La Radler se suele asociar con el deporte del ciclismo al aire libre, por lo que las imágenes de ciclistas con un bonito paisaje alpino de fondo suelen vestir las ediciones comercializadas en Baviera y el sur del país. La Alsterwasser, por su parte suele estar ligada a la imagen del mar y los deportes de navegación, por lo que los motivos más utilizados para etiquetas y latas, suelen ser de tipo naval, como veleros.
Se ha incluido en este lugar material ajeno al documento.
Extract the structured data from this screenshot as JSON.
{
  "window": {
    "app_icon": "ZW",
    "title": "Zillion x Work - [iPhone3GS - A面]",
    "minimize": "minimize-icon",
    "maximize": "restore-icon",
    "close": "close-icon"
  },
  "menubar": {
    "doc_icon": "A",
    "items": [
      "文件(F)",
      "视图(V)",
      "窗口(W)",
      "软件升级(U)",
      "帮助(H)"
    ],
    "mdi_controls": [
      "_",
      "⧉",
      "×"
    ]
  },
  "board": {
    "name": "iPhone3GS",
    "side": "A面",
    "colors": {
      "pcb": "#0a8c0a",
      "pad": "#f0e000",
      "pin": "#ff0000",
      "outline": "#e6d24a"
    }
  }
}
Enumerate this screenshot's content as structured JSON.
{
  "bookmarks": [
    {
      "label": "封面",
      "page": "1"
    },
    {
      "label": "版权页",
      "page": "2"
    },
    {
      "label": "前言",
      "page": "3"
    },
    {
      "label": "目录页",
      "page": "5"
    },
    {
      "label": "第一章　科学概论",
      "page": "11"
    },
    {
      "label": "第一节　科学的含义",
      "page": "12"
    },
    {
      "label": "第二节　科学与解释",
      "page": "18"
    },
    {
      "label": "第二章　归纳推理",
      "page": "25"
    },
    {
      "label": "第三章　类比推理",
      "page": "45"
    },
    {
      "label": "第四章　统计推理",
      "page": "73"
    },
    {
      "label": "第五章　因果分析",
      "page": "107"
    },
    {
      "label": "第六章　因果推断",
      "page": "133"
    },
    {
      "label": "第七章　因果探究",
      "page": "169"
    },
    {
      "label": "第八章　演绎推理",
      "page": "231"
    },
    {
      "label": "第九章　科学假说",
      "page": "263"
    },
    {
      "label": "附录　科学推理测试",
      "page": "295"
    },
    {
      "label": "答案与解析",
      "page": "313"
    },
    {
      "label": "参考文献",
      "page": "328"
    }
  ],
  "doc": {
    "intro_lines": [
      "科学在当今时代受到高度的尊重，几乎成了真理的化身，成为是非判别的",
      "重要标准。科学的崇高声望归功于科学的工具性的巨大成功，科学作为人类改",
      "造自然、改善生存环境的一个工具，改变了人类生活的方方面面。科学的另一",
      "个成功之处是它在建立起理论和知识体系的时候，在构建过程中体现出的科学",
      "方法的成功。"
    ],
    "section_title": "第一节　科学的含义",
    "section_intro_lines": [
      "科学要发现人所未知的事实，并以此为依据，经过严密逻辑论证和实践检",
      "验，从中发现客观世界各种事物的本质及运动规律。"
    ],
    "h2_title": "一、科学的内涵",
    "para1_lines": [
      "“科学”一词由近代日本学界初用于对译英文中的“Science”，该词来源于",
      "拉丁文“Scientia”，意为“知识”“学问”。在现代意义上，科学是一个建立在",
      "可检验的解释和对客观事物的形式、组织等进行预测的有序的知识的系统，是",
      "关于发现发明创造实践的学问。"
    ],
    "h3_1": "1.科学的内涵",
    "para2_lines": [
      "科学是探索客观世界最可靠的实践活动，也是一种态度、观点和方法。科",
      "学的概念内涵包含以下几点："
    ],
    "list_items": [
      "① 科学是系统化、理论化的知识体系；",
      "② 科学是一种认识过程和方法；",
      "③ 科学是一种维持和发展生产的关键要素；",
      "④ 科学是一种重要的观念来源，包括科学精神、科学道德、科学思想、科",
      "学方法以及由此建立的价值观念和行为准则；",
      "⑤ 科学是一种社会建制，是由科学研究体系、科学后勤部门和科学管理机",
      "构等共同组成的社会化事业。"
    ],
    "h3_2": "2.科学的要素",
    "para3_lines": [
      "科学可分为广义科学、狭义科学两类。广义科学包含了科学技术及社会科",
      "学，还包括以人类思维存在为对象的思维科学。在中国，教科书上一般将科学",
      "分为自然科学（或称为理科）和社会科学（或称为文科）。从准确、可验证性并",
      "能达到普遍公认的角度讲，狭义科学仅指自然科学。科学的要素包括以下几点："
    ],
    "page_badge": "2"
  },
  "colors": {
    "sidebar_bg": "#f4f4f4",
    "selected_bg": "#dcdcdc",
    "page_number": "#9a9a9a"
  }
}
Con el paso del tiempo han sido habituales las variaciones de la fórmula original, mezclándose con otros refrescos de frutas cítricas como pomelo, o refrescos como cola, que recibe el nombre de Diesel, quedando en este último caso un tanto desvirtuado el concepto original de la combinación.

Pero el éxito de la mezcla no sólo se ha limitado, como bien sabemos, al mercado alemán, sino que ha traspasado fronteras, pudiendo encontrar diferentes versiones de la mezcla en otros países como por ejemplo Francia o Italia, donde recibe el nombre de Panaché, o en Gran Bretaña y Estados Unidos, donde está extendida la denominación de Shandy. Sin embargo la Shandy original, es considerada como una creación de origen británico. Su invención es atribuida al mismísimo Enrique VIII, el famoso monarca inglés, quien la utilizó a modo de tónico reconstituyente y refrescante. Otras menciones de la popular combinación la sitúan en el siglo XVIII, apareciendo en la novela Tristram Shandy. En sus comienzos, la Shandy no era más que una mezcla entre cerveza y cerveza de jengibre, que sustituía al zumo de limón en la mezcla. Sin embargo, con el paso de los años se convirtió en un sinónimo de Radler en Inglaterra y Escocia, y actualmente se refiere a cualquier mezcla de cerveza y refresco de limón o limonada.

La denominación anglosajona fue importada en España durante la década de los 80, aunque el término autóctono por el que resulta conocida en nuestro país es el de “clara de limón”, a raíz de la variante que casi la supera en popularidad, la “clara”, que consiste en la mezcla de la cerveza con gaseosa. Un clásico que forma parte de la tradición sociocultural española de la segunda mitad del siglo XX presente en los bares y cervecerías, y que permanece vigente en nuestros días.